Now if you see this little warning, this little caution icon, that's telling you that the histogram isn't fully cached, which means that it's not quite accurate. And what you do to increase the accuracy of the histogram, is you just click on the caution icon or on that little update icon directly above it. Either one will address the problem. And in most cases, it's not going to change very much. Now as soon as I edit this Adjustment layer, that's going to bring up the Properties panel and hide the Histogram panel, so I want to move the histogram to a new location by dragging inside this empty area here, that'll move all the panels in a group, and I'm going to drag it over until I see a horizontal blue line directly above the Layers panel and I'll drop it.
And that way the histogram will stay on screen. Now I'm going to drop down to the Layers panel and double-click on the thumbnail for my Adjustment layer to bring up the Properties panel. Now what's going to happen here is if I increase the brightness of the image, the histogram is going to shift over to the right, because the entire image is growing brighter. If I reduce the Brightness value, then histogram is going to shift all the way over to the left, because we're darkening the image. I'm going to go ahead and return that brightness value to 110. Meanwhile, if you reduce the Contrast value, you'll bunch up the histogram toward the center and you'll lose shadows and highlights.
Whereas, if you increase the Contrast value, then you're going to spread the histogram outward and you're going to fill in those shadows and highlights. And in fact, I can go ahead and take this Contrast value all the way up to 100 and I'm not getting any clipping. Once again the big thing you're looking for is to make sure that you're not clipping any shadow or highlight details inside the image. If you were clipping shadows, you'd see a big spike over here on the left-hand side. If you were clipping highlights, you'd see a spike over on the right-hand side. But we're okay.

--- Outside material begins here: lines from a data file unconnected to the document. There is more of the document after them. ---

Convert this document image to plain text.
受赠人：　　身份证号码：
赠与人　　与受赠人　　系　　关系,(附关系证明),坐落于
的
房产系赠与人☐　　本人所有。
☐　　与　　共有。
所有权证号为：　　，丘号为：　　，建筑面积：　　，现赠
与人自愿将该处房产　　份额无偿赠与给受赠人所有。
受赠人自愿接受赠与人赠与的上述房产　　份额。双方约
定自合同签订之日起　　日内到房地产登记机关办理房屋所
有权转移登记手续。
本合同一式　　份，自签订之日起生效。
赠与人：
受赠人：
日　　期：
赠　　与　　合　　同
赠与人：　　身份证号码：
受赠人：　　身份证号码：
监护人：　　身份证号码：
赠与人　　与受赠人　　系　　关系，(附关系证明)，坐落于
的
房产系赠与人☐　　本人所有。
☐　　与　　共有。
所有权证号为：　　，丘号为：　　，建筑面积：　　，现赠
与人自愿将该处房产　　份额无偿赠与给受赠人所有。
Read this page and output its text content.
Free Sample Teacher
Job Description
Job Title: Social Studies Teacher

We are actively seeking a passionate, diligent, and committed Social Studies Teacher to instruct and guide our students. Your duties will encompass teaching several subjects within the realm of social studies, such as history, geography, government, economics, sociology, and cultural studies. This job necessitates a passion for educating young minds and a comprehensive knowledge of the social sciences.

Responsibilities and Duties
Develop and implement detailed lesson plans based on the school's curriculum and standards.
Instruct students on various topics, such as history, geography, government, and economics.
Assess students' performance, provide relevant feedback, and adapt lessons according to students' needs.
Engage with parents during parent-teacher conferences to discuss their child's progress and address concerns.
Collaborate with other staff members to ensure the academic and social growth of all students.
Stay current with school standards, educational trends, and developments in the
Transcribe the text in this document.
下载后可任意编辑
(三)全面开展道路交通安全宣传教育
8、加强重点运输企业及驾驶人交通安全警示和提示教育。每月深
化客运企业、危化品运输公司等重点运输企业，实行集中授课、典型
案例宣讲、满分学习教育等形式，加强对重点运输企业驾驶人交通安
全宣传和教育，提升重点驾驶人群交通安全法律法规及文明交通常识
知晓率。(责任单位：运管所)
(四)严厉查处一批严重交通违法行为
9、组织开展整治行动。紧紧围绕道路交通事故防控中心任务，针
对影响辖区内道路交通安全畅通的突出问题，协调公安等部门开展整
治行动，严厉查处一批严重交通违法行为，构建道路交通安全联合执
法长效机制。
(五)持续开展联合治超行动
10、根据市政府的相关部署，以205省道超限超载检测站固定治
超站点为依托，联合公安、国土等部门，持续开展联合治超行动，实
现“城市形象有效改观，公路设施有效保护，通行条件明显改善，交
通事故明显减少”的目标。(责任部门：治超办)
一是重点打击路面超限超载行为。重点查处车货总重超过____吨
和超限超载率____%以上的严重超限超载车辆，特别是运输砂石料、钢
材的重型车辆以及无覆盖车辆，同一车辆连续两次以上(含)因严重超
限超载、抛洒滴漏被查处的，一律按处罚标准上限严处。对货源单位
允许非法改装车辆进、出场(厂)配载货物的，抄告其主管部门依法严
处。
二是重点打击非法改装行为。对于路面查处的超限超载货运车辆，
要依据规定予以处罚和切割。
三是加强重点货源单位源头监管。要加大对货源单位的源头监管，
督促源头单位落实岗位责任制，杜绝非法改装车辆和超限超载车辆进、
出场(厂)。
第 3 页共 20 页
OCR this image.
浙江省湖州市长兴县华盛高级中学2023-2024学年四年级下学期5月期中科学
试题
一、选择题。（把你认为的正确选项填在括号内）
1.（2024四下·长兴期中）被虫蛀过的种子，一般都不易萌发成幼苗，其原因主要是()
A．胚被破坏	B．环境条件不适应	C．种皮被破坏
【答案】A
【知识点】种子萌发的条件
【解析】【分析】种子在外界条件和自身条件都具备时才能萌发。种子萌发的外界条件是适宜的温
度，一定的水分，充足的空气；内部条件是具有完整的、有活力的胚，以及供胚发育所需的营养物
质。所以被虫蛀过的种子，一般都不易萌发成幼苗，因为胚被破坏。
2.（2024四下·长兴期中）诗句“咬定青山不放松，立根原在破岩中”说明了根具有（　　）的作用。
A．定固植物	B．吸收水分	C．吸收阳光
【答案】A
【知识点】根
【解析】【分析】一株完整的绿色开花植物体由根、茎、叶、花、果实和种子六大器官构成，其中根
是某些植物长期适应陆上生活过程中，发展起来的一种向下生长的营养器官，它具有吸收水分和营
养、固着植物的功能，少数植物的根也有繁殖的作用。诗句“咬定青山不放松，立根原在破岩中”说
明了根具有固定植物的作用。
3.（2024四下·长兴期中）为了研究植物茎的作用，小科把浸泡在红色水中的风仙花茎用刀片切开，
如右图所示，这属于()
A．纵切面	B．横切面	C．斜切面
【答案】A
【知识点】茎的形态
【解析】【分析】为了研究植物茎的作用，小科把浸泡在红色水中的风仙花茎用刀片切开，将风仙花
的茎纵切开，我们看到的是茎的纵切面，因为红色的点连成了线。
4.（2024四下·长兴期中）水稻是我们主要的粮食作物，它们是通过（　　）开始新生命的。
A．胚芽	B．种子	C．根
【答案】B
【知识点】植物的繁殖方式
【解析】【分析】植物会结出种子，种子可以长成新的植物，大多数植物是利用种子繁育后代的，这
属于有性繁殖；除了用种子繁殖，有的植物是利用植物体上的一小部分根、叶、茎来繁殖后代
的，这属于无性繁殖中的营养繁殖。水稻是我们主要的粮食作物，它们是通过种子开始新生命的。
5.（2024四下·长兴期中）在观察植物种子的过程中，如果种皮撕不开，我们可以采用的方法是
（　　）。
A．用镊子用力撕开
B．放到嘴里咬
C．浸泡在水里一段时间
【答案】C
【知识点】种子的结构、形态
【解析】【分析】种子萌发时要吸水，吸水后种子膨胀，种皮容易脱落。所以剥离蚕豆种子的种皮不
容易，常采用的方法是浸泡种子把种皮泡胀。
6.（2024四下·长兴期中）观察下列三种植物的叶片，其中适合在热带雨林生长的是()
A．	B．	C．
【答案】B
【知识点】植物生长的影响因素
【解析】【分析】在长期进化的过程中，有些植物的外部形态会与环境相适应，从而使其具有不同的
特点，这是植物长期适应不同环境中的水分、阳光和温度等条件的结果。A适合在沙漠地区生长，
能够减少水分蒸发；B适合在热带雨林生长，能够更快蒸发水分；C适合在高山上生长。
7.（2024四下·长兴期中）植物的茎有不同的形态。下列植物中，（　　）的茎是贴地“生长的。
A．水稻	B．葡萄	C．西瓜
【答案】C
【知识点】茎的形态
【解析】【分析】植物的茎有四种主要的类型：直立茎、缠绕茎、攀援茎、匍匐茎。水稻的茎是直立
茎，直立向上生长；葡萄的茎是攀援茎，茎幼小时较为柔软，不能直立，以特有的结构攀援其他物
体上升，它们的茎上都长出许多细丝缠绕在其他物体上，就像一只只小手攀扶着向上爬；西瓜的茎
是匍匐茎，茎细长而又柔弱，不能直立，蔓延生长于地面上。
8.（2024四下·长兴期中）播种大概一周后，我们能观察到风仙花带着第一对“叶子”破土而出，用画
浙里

And if you want to confirm that you've got the accurate histogram, go ahead and click on that caution icon again, and you can see that everything is looking good. Just so that you can see how far we've come with this image, I'm going to click on the background layer to make it active. Now you might think that Photoshop would naturally pick up the histogram from the active layer, but instead it's sourcing the entire composite image, meaning, both the original photograph and the Adjustment layer. To look at the selected layer by itself, go ahead and switch to Selected Layer and now you can see what an unmitigated disaster this original image was.
We had a bunch of shadow detail going on here and nothing in the way of upper midtowns and highlights. But now that I have applied that Adjustment layer, the effects of which I can see by switching back to entire image and updating the histogram, you can see that we have a much more balanced range of luminance levels inside the final version of our correction. And that's how you use a histogram to gauge the quality of your adjustments and see just how far you can go.